Extracting Programs from Constructive HOL Proofs via IZF Set-Theoretic<br> Semantics

TL;DR

This paper develops a set-theoretic semantics for HOL and ZFC that enables program extraction from constructive proofs by leveraging properties of IZF, with implementations based on realizability and normalization techniques.

Contribution

It introduces a novel semantics mapping HOL's constructive core into IZF, facilitating program extraction from proofs using new realizability and normalization methods.

Findings

Program extraction is feasible from HOL proofs via IZF semantics.

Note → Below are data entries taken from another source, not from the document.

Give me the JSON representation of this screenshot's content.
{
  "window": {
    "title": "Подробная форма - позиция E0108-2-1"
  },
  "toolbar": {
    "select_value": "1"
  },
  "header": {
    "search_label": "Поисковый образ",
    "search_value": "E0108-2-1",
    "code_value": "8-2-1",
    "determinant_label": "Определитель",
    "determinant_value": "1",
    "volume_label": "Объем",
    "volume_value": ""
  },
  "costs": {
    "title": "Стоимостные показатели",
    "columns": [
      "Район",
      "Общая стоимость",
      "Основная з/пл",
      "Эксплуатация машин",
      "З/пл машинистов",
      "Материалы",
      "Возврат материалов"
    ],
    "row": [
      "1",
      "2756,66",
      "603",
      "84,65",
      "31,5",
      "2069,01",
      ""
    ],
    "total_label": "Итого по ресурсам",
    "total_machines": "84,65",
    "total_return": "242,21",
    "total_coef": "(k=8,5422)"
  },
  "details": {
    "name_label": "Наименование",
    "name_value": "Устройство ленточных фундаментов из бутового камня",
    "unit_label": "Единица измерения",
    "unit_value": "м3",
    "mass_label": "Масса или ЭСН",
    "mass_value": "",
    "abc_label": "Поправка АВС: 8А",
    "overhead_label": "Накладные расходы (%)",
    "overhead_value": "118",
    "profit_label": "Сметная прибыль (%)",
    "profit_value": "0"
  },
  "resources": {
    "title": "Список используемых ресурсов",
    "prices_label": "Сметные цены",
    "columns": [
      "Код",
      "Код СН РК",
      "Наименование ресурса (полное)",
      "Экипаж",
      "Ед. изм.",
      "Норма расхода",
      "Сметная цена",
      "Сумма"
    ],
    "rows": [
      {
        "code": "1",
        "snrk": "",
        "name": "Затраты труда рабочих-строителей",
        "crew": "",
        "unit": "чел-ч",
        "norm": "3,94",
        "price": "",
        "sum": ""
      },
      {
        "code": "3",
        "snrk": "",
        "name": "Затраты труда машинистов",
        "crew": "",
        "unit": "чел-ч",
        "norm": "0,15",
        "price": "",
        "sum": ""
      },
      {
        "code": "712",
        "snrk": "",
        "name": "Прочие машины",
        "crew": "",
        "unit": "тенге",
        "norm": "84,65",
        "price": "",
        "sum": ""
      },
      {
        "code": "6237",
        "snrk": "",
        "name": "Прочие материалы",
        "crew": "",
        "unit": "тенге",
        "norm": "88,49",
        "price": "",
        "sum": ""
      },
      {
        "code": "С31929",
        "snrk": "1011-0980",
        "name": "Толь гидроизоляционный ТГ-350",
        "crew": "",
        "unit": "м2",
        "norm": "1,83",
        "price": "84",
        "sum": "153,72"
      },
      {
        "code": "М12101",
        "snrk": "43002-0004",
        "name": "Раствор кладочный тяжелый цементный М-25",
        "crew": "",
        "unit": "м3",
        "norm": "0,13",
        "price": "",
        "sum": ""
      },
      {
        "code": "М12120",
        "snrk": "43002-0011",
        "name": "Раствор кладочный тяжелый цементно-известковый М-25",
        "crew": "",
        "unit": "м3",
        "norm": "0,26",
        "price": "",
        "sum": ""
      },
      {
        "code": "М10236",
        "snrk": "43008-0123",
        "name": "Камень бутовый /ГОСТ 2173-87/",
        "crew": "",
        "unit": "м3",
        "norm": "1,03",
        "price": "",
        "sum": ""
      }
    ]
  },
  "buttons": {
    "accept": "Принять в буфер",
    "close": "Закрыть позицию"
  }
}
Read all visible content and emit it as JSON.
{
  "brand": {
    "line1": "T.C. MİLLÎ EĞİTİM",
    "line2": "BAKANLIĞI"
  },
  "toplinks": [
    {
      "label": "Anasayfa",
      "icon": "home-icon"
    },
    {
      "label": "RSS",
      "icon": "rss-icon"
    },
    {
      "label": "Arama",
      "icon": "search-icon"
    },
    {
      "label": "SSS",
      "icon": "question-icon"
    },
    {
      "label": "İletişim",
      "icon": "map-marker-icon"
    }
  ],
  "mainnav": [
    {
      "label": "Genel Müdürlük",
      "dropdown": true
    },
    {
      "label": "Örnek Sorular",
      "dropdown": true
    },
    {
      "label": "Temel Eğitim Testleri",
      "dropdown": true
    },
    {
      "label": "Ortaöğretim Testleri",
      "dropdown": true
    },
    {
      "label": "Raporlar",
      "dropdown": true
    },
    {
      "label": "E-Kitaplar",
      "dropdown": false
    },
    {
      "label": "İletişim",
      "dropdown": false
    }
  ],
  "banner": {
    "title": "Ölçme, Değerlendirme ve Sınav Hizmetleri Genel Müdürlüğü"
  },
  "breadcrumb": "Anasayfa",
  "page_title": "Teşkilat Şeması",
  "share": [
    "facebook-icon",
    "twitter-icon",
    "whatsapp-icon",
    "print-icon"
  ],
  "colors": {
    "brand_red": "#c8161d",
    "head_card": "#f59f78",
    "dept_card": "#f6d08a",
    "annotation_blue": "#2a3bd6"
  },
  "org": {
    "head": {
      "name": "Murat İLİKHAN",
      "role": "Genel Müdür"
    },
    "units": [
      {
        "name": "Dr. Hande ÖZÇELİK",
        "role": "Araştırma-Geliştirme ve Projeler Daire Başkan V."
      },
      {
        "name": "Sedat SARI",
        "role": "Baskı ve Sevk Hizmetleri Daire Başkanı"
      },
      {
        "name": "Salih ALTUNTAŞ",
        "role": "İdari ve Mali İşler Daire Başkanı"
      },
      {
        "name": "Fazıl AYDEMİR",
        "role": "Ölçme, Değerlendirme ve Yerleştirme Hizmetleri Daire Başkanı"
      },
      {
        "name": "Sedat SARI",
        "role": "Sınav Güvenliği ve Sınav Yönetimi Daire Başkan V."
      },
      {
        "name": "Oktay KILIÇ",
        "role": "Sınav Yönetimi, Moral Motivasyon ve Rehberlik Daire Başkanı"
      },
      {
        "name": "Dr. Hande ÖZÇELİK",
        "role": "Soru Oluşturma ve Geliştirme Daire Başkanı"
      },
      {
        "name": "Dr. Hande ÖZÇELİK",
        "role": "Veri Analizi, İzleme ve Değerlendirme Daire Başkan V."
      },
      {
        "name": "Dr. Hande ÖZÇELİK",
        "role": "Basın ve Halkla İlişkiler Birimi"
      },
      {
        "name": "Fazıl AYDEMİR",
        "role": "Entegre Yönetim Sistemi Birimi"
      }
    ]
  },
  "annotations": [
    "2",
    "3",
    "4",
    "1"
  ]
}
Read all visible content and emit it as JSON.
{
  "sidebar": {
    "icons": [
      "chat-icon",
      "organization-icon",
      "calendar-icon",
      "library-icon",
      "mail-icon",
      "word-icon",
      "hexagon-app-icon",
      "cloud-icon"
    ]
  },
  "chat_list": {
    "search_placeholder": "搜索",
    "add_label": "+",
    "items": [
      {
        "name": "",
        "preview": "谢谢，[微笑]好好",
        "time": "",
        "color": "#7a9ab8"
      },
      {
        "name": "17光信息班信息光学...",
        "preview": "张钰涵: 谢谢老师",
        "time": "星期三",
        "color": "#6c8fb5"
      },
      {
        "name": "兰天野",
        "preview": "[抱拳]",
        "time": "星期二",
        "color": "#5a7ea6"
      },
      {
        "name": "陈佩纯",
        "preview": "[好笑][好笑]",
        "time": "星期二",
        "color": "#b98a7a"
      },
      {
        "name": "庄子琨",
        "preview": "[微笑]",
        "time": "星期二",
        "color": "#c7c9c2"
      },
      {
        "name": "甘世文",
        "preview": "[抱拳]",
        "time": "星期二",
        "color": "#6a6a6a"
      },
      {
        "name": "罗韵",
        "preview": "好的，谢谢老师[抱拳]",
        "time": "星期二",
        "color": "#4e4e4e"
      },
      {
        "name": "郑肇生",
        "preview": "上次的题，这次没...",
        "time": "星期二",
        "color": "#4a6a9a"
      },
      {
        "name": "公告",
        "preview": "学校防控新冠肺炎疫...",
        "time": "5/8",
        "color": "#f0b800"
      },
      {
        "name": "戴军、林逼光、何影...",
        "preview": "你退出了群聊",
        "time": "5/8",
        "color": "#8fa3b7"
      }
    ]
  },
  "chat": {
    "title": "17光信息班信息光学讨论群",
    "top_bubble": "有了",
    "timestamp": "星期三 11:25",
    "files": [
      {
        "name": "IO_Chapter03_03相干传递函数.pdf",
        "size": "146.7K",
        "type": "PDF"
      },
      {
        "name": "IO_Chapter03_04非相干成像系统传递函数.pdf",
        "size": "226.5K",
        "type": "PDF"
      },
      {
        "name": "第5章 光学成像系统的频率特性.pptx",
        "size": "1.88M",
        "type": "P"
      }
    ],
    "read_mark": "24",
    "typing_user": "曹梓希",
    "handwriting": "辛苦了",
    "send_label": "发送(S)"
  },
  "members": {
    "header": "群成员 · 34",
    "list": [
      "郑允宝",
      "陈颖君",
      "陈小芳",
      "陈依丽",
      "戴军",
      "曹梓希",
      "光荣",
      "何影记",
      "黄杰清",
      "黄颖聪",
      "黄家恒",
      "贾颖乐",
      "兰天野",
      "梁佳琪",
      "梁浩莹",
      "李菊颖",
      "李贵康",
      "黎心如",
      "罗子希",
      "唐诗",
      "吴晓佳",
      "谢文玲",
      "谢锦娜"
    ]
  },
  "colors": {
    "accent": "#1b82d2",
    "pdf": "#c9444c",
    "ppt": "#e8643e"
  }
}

Two methods for implementing properties: realizability and normalization.

The approach enhances proof assistant capabilities with constructive semantics.

Abstract

Church's Higher Order Logic is a basis for influential proof assistants -- HOL and PVS. Church's logic has a simple set-theoretic semantics, making it trustworthy and extensible. We factor HOL into a constructive core plus axioms of excluded middle and choice. We similarly factor standard set theory, ZFC, into a constructive core, IZF, and axioms of excluded middle and choice. Then we provide the standard set-theoretic semantics in such a way that the constructive core of HOL is mapped into IZF. We use the disjunction, numerical existence and term existence properties of IZF to provide a program extraction capability from proofs in the constructive core. We can implement the disjunction and numerical existence properties in two different ways: one using Rathjen's realizability for IZF and the other using a new direct weak normalization result for IZF by Moczydlowski. The latter can also be used for the term existence property.